Jupiter’s Ariel Bezalel, manager of the firm’s £418m strategic bond fund, says: “High-yield and investment-grade corporate bonds are under pressure because they only work for part of the economic cycle whereas strategic bonds work through the season.”
Bezalel has lowered the high-yield exposure of the fund. Bezalel says: “We had 65 per cent in high-yield bonds at the beginning of the year. Now we have bit less than 50 per cent.”
In terms of the £572m Jupiter high-income fund, Bezalel has also brought down high-yield exposure from 60 per cent to 50 per cent a few months ago.
Bezalel has been raising his Australian government bond exposure from 13 or 14 per cent to 20 per cent over the last three months in his strategic bond fund as such bonds give protection against any slowdown in the economic system with their strong link to emerging markets.
Henderson head of retail fixed income John Pattullo, manager of the £1.1bn strategic bond fund, has not been impressed with the quality of issuances this year and has only bought 18 per cent of new issuances compared with 40 to 60 per cent two years ago. He says: “We have taken 10 per cent out of investment-grade financial bonds last autumn and put it into cash. We might add 5 per cent to high-yield bonds over the next month or so, buying better quality high-yield bonds.
He says at the end of the year, the high-yield bond exposure could be reduced from 50 per cent to 30 per cent to take advantage of the economic cycle.
Pattullo also uses duration to take advantage of the market. “We have been managing the vagaries of inflation this year through using short and long sovereign bonds whereas last year we were short on the gilt market, which, when the market rallied, worked against us,” he says.

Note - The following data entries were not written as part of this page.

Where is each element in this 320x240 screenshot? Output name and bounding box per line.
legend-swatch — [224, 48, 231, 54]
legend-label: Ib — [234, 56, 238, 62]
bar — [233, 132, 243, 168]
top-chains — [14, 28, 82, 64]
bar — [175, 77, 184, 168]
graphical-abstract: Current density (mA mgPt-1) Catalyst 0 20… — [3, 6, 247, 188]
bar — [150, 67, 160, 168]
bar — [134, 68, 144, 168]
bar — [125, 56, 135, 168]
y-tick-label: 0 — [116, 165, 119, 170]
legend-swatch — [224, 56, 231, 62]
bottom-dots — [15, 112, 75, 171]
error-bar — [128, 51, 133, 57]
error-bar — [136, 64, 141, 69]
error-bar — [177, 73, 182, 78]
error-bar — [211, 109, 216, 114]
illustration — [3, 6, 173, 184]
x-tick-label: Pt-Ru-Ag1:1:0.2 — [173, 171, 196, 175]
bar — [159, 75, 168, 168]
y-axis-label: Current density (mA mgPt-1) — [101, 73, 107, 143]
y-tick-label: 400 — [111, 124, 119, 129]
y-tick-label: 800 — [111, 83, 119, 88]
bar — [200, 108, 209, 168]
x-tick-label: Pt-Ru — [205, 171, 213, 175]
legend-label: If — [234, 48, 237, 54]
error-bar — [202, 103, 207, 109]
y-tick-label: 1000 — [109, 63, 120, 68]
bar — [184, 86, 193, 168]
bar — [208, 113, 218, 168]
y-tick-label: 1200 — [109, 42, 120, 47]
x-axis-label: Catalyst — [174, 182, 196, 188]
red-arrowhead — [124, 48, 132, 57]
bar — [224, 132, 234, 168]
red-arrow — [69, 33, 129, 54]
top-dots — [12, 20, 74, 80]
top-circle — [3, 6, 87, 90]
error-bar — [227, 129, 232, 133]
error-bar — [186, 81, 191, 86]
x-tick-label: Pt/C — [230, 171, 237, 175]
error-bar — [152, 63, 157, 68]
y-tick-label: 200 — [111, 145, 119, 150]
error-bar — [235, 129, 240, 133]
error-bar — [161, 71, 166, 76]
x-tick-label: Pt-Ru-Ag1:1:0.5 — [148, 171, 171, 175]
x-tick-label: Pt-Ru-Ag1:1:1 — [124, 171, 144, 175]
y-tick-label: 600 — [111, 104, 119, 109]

Cazenove head of credit Peter Harvey, manager of the Cazenove strategic bond £714m, says: “Credit spreads are still optically wide and fully compensate you for potential defaults but the wider economic risks have risen. The Western debt burden presents a significant risk to growth, where it is difficult for an economy to expand when every sub-sector is trying to deleverage.”
He considers the credit market a hold and has started to trim some of his riskier positions. “We have moved our banking exposure from majority subordinated to majority senior over the past year,” adds Harvey.
Standard Life head of credit and aggregate Andrew Sutherland, manager of the Standard £78m strategic bond fund, is planning to increase high-yield bond exposure to 50 or 60 per cent over the summer from 25 per cent now. He says: “We have added 3 per cent to high yield in the last week or so from 22 per cent. High-yield bonds work well in a steady low-growth, low-interest-rate environment,” he says.
Skerritt Consultants head of investments Andrew Merricks says: “The economic outlook is uncertain but when this changes, strategic bonds will be less popular, as you will not need to be hedging your bets. The risk in strategic bonds is also in whether the manager makes the right allocation decisions.”